While the results of an East Hampton Village questionnaire seeking residents’ opinions on deer management are not yet known, the Village Preservation Society of East Hampton, which helped pay for the village’s highly controversial deer sterilization program, has invited the public to a forum today on how deer affect human health. It will be held at 5:30 p.m. at St. Luke’s Episcopal Church’s Hoie Hall, on James Lane.

Scott Campbell, of the county Health Services Department’s Arthropod-borne Disease Program, will speak at the forum, as will Anna-Marie Wellins of Southampton Hospital’s Tick-Borne Disease Resource Center and a representative of the United States Forest Service.

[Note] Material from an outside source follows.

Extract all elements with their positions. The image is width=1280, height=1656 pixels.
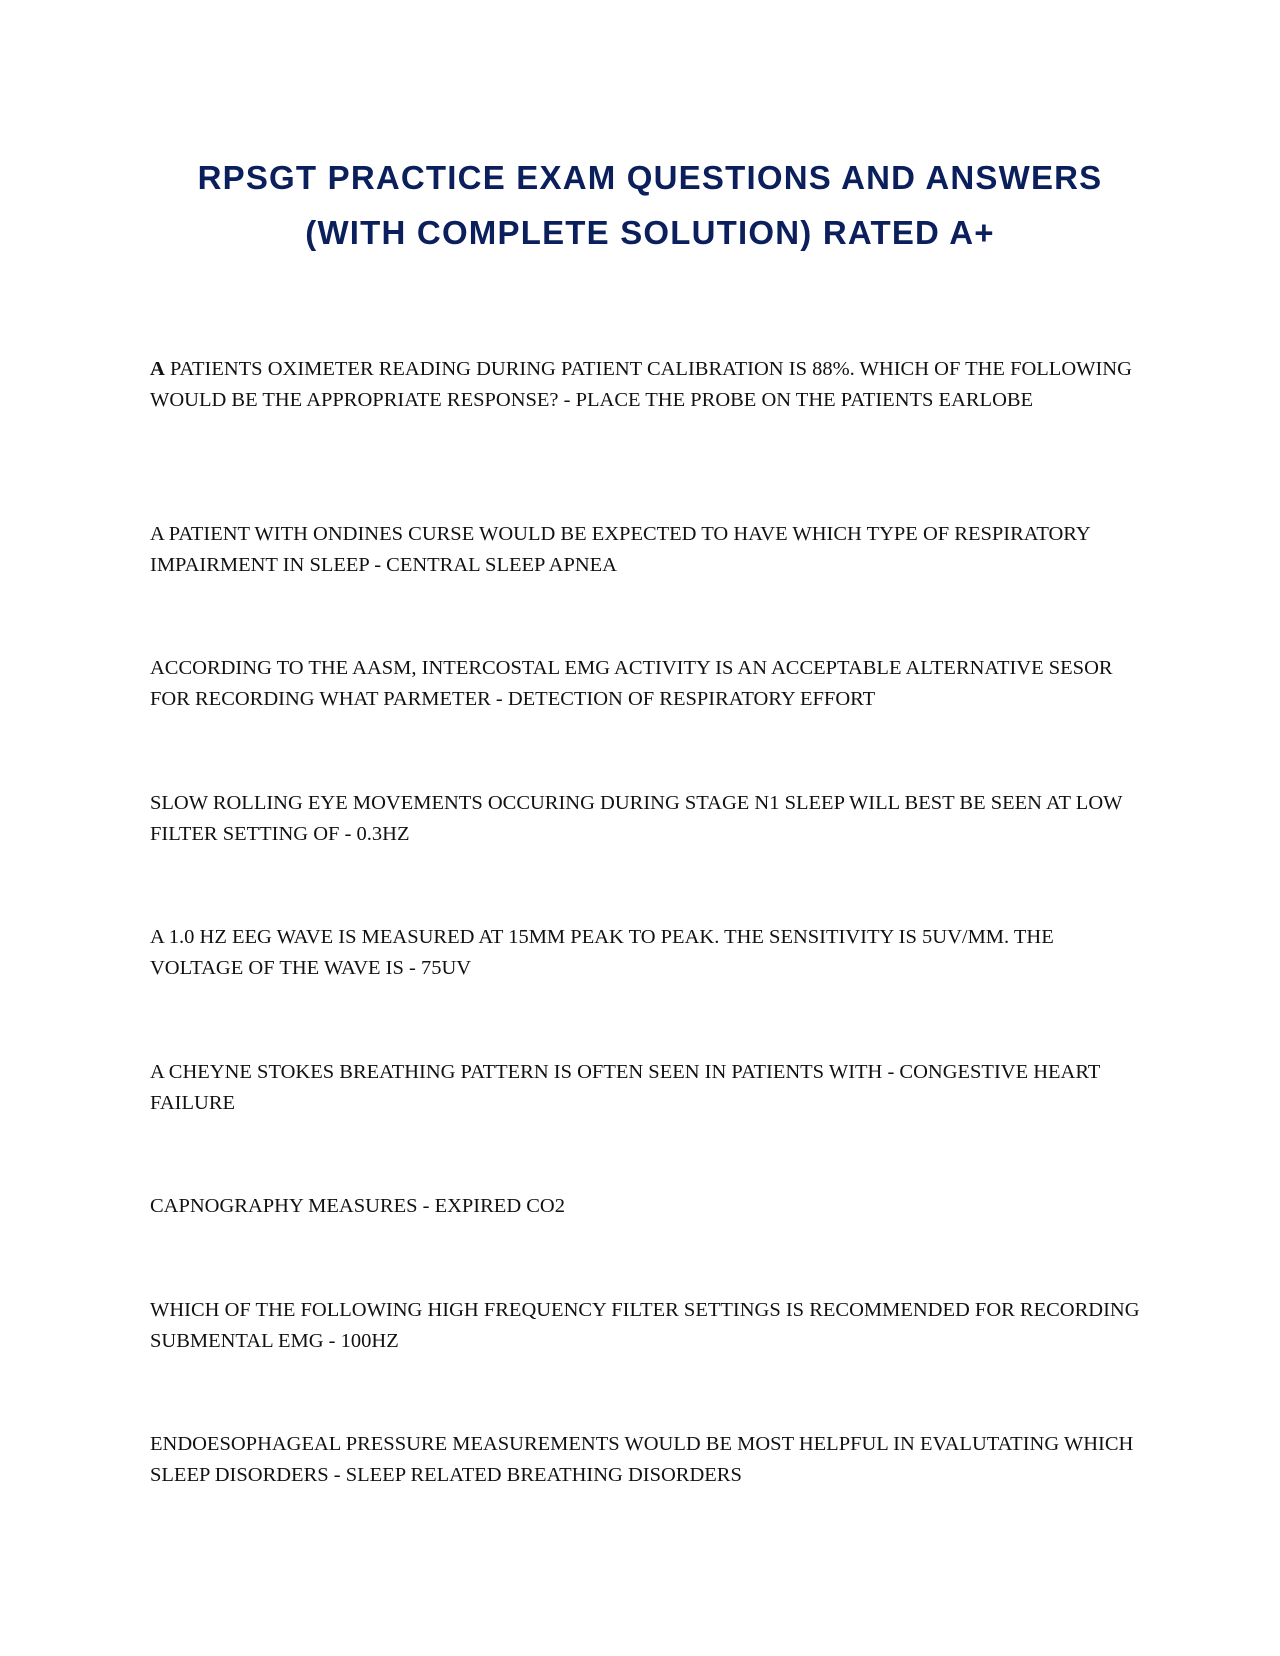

 In announcing at the village’s July 5 organizational meeting that a questionnaire would be sent out, Mayor Paul F. Rickenbach Jr. had said, “It goes without saying that the over-burgeoning population of deer” in the village presents “a public health hazard, public nuisance, and quality of life issue.” He directed his remarks to Kathy Cunningham, the Village Preservation Society’s director. “We certainly want to work in partnership with the V.P.S.,” he added. It now seems that even the questionnaire is controversial.

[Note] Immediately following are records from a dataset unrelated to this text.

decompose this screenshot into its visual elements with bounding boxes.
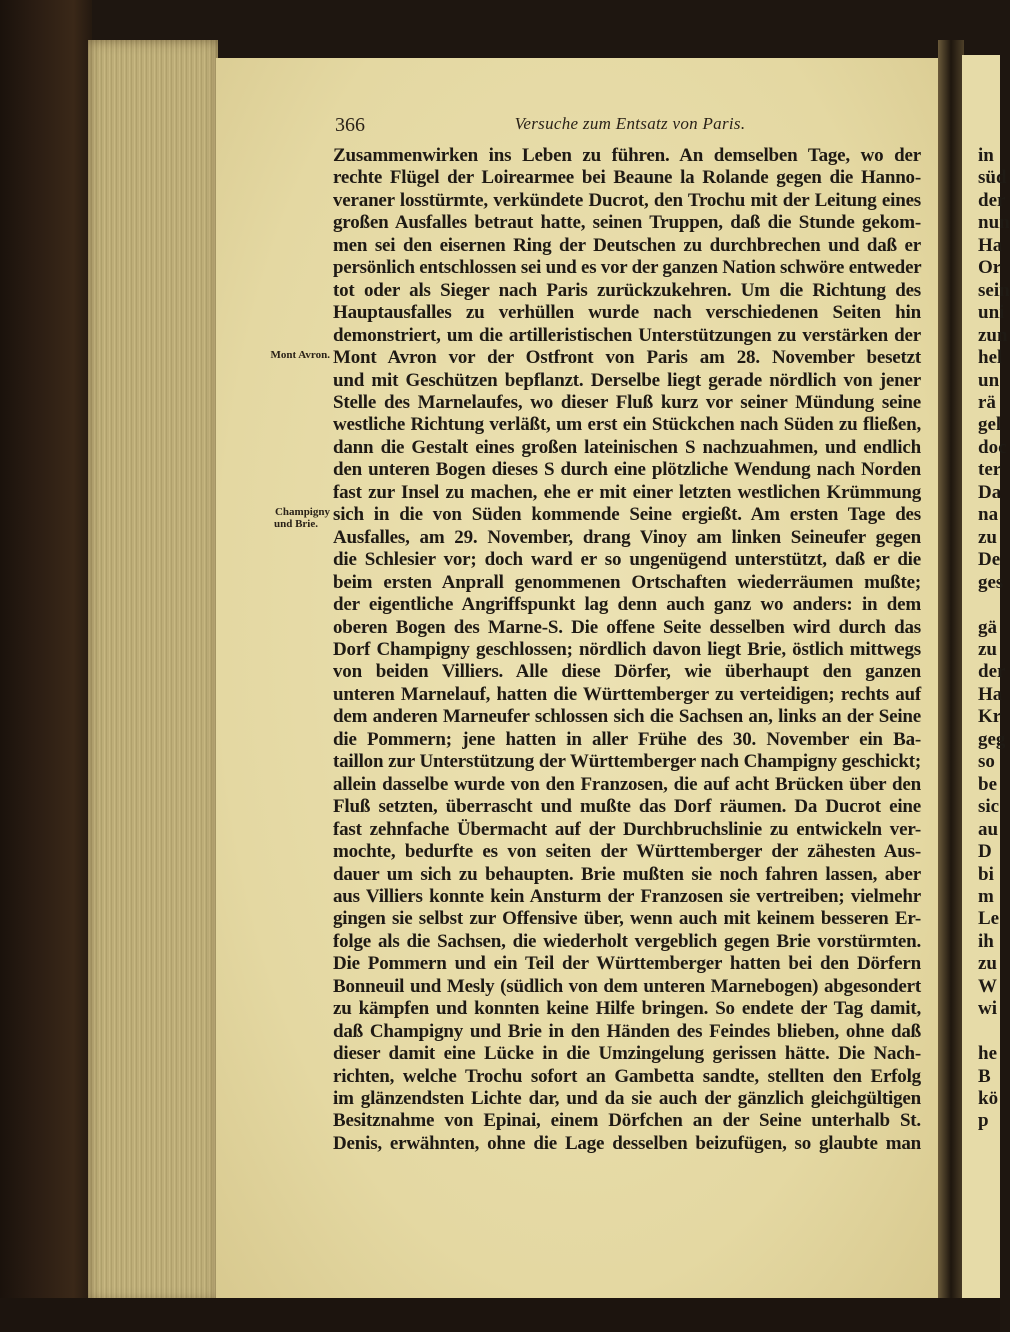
text-line: Fluß setzten, überrascht und mußte das Dorf räumen. Da Ducrot eine <box>333 796 921 818</box>
text-line: und mit Geschützen bepflanzt. Derselbe liegt gerade nördlich von jener <box>333 369 921 391</box>
right-page-fragment: ges <box>978 571 1004 593</box>
right-page <box>962 55 1010 1305</box>
text-line: Zusammenwirken ins Leben zu führen. An demselben Tage, wo der <box>333 145 921 166</box>
text-line: Bonneuil und Mesly (südlich von dem unteren Marnebogen) abgesondert <box>333 975 921 997</box>
right-page-fragment: m <box>978 885 994 907</box>
text-line: Denis, erwähnten, ohne die Lage desselben beizufügen, so glaubte man <box>333 1132 921 1154</box>
text-line: folge als die Sachsen, die wiederholt vergeblich gegen Brie vorstürmten. <box>333 930 921 952</box>
right-page-fragment: Le <box>978 908 1000 930</box>
text-line: men sei den eisernen Ring der Deutschen zu durchbrechen und daß er <box>333 234 921 256</box>
right-page-fragment: sic <box>978 796 1000 818</box>
right-page-fragment: kö <box>978 1088 999 1110</box>
margin-note-brie: und Brie. <box>273 518 318 530</box>
book-cover <box>0 0 92 1332</box>
text-line: dem anderen Marneufer schlossen sich die Sachsen an, links an der Seine <box>333 706 921 728</box>
text-line: fast zur Insel zu machen, ehe er mit einer letzten westlichen Krümmung <box>333 481 921 503</box>
right-page-fragment: ter <box>978 459 1002 481</box>
right-page-fragment: rä <box>978 391 996 413</box>
right-page-fragment: zu <box>978 526 997 548</box>
right-page-fragment: der <box>978 189 1006 211</box>
text-line: zu kämpfen und konnten keine Hilfe bringen. So endete der Tag damit, <box>333 998 921 1020</box>
page-number: 366 <box>335 114 365 136</box>
right-page-fragment: süd <box>978 167 1007 189</box>
right-page-fragment: bi <box>978 863 994 885</box>
text-line: oberen Bogen des Marne-S. Die offene Seite desselben wird durch das <box>333 616 921 638</box>
text-line: westliche Richtung verläßt, um erst ein Stückchen nach Süden zu fließen, <box>333 414 921 436</box>
right-page-fragment: he <box>978 1043 997 1065</box>
text-line: der eigentliche Angriffspunkt lag denn auch ganz wo anders: in dem <box>333 594 921 616</box>
right-page-fragment: der <box>978 661 1006 683</box>
right-page-fragment: Ha <box>978 234 1003 256</box>
right-page-fragment: Da <box>978 481 1002 503</box>
body-text <box>333 145 921 1155</box>
text-line: taillon zur Unterstützung der Württemberger nach Champigny geschickt; <box>333 751 921 773</box>
right-page-fragment <box>962 594 1000 616</box>
right-page-fragment: Ha <box>978 683 1003 705</box>
text-line: im glänzendsten Lichte dar, und da sie auch der gänzlich gleichgültigen <box>333 1088 921 1110</box>
text-line: gingen sie selbst zur Offensive über, wenn auch mit keinem besseren Er- <box>333 908 921 930</box>
right-page-fragment: W <box>978 975 997 997</box>
right-page-fragment: doc <box>978 436 1007 458</box>
book-gutter <box>938 40 964 1320</box>
right-page-fragment: gel <box>978 414 1002 436</box>
text-line: rechte Flügel der Loirearmee bei Beaune la Rolande gegen die Hanno- <box>333 167 921 189</box>
right-page-fragment: nun <box>978 212 1010 234</box>
text-line: tot oder als Sieger nach Paris zurückzukehren. Um die Richtung des <box>333 279 921 301</box>
right-page-fragment: De <box>978 549 1001 571</box>
right-page-fragment: p <box>978 1110 989 1132</box>
right-page-fragment <box>962 1021 1000 1043</box>
right-page-fragment: D <box>978 841 992 863</box>
text-line: aus Villiers konnte kein Ansturm der Franzosen sie vertreiben; vielmehr <box>333 885 921 907</box>
text-line: Die Pommern und ein Teil der Württemberger hatten bei den Dörfern <box>333 953 921 975</box>
right-page-fragment: in <box>978 145 994 166</box>
right-page-fragment: Or <box>978 257 1002 279</box>
text-line: allein dasselbe wurde von den Franzosen, die auf acht Brücken über den <box>333 773 921 795</box>
text-line: Hauptausfalles zu verhüllen wurde nach verschiedenen Seiten hin <box>333 302 921 324</box>
right-page-fragment: hel <box>978 347 1003 369</box>
right-page-fragment: gä <box>978 616 997 638</box>
right-page-fragment: zun <box>978 324 1008 346</box>
text-line: Stelle des Marnelaufes, wo dieser Fluß kurz vor seiner Mündung seine <box>333 391 921 413</box>
right-page-fragment: uni <box>978 302 1005 324</box>
right-page-fragment: au <box>978 818 999 840</box>
background-bottom <box>0 1298 1000 1332</box>
text-line: sich in die von Süden kommende Seine ergießt. Am ersten Tage des <box>333 504 921 526</box>
text-line: mochte, bedurfte es von seiten der Württemberger der zähesten Aus- <box>333 841 921 863</box>
text-line: beim ersten Anprall genommenen Ortschaften wiederräumen mußte; <box>333 571 921 593</box>
right-page-fragment: zu <box>978 953 997 975</box>
right-page-fragment: wi <box>978 998 997 1020</box>
text-line: dann die Gestalt eines großen lateinischen S nachzuahmen, und endlich <box>333 436 921 458</box>
text-line: daß Champigny und Brie in den Händen des Feindes blieben, ohne daß <box>333 1020 921 1042</box>
text-line: Besitznahme von Epinai, einem Dörfchen an der Seine unterhalb St. <box>333 1110 921 1132</box>
text-line: demonstriert, um die artilleristischen Unterstützungen zu verstärken der <box>333 324 921 346</box>
right-page-fragment: un <box>978 369 1000 391</box>
text-line: fast zehnfache Übermacht auf der Durchbruchslinie zu entwickeln ver- <box>333 818 921 840</box>
text-line: dauer um sich zu behaupten. Brie mußten sie noch fahren lassen, aber <box>333 863 921 885</box>
right-page-fragment: geg <box>978 728 1006 750</box>
margin-note-champigny: Champigny <box>274 506 330 518</box>
right-page-fragment: na <box>978 504 999 526</box>
text-line: richten, welche Trochu sofort an Gambetta sandte, stellten den Erfolg <box>333 1065 921 1087</box>
text-line: Mont Avron vor der Ostfront von Paris am 28. November besetzt <box>333 347 921 369</box>
right-page-fragment: ih <box>978 930 994 952</box>
text-line: persönlich entschlossen sei und es vor der ganzen Nation schwöre entweder <box>333 257 922 279</box>
text-line: dieser damit eine Lücke in die Umzingelung gerissen hätte. Die Nach- <box>333 1043 921 1065</box>
right-page-fragment: Kr <box>978 706 1002 728</box>
text-line: die Pommern; jene hatten in aller Frühe des 30. November ein Ba- <box>333 728 921 750</box>
text-line: veraner losstürmte, verkündete Ducrot, den Trochu mit der Leitung eines <box>333 189 921 211</box>
page-edges <box>88 40 218 1302</box>
text-line: Dorf Champigny geschlossen; nördlich davon liegt Brie, östlich mittwegs <box>333 638 921 660</box>
right-page-fragment: zu <box>978 638 997 660</box>
running-title: Versuche zum Entsatz von Paris. <box>514 114 746 133</box>
margin-note-mont-avron: Mont Avron. <box>270 349 330 361</box>
right-page-fragment: B <box>978 1065 991 1087</box>
right-page-fragment: sein <box>978 279 1010 301</box>
text-line: großen Ausfalles betraut hatte, seinen Truppen, daß die Stunde gekom- <box>333 212 921 234</box>
text-line: unteren Marnelauf, hatten die Württemberger zu verteidigen; rechts auf <box>333 683 921 705</box>
right-page-fragment: be <box>978 773 997 795</box>
text-line: den unteren Bogen dieses S durch eine plötzliche Wendung nach Norden <box>333 459 921 481</box>
text-line: Ausfalles, am 29. November, drang Vinoy am linken Seineufer gegen <box>333 526 921 548</box>
text-line: die Schlesier vor; doch ward er so ungenügend unterstützt, daß er die <box>333 549 921 571</box>
right-page-fragment: so <box>978 751 995 773</box>
text-line: von beiden Villiers. Alle diese Dörfer, wie überhaupt den ganzen <box>333 661 921 683</box>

Bill Crain, president of the East Hampton Group for Wildlife, which has worked to mobilize opposition to any renewed deer-management effort, called the questionnaire biased and its questions leading.

“It leads people to continued sterilization or the other option, a cull,” he said. “And it doesn’t include an opportunity for residents to express any positive attitudes, such as whether they enjoy watching deer, if they bring wonder and beauty into their life. A lot of people love the deer and want to protect them.” Though the questionnaire offers respondents an opportunity to add comments, “that doesn’t balance the inherent bias of the questionnaire,” he said. 

  A letter accompanying the questionnaire, which has now been received throughout the village, noted that the village had “wrestled for many years with the growing deer population and its effects on public health, the environment, local ecology, and quality of life,” and went on to say, “The Village wants to continue a deer management program, whether through additional sterilization, culling, or other methods.”

The Village Preservation Society had donated $100,000 toward that effort in 2015, citing tick-borne diseases, the proliferation of deer fences, destruction of landscaping, and deer-vehicle collisions. Going ahead, that year the village hired White Buffalo, a nonprofit organization, to capture, sedate, and sterilize deer by surgery. White Buffalo sterilized 210 deer, most of them does, according to the letter accompanying the questionnaire. The village spent approximately $190,000 on the program.

On Tuesday, Ms. Cunningham said a majority of respondents to its own surveys were in favor of a cull. The society does not advocate a particular method, she said, although its membership had supported sterilization “because we thought it was a midway point between a cull and doing nothing.”

The sterilization program drew criticism from many village residents as well as hunters and animal-rights activists. Sportsmen insisted that they would be able to cull the herd at no cost to the village while providing meat to food pantries, and complained that meat from sterilized deer would be compromised by the sedative administered for surgery.

Animal-rights activists called the program cruel and ineffective, citing what it said were unsanitary conditions during surgery and noting that sedated animals’ were released, at night, into sometimes subfreezing temperatures. At least six of the sterilized does died, some while attempting to birth stillborn fawns, others as a consequence of capture or surgery.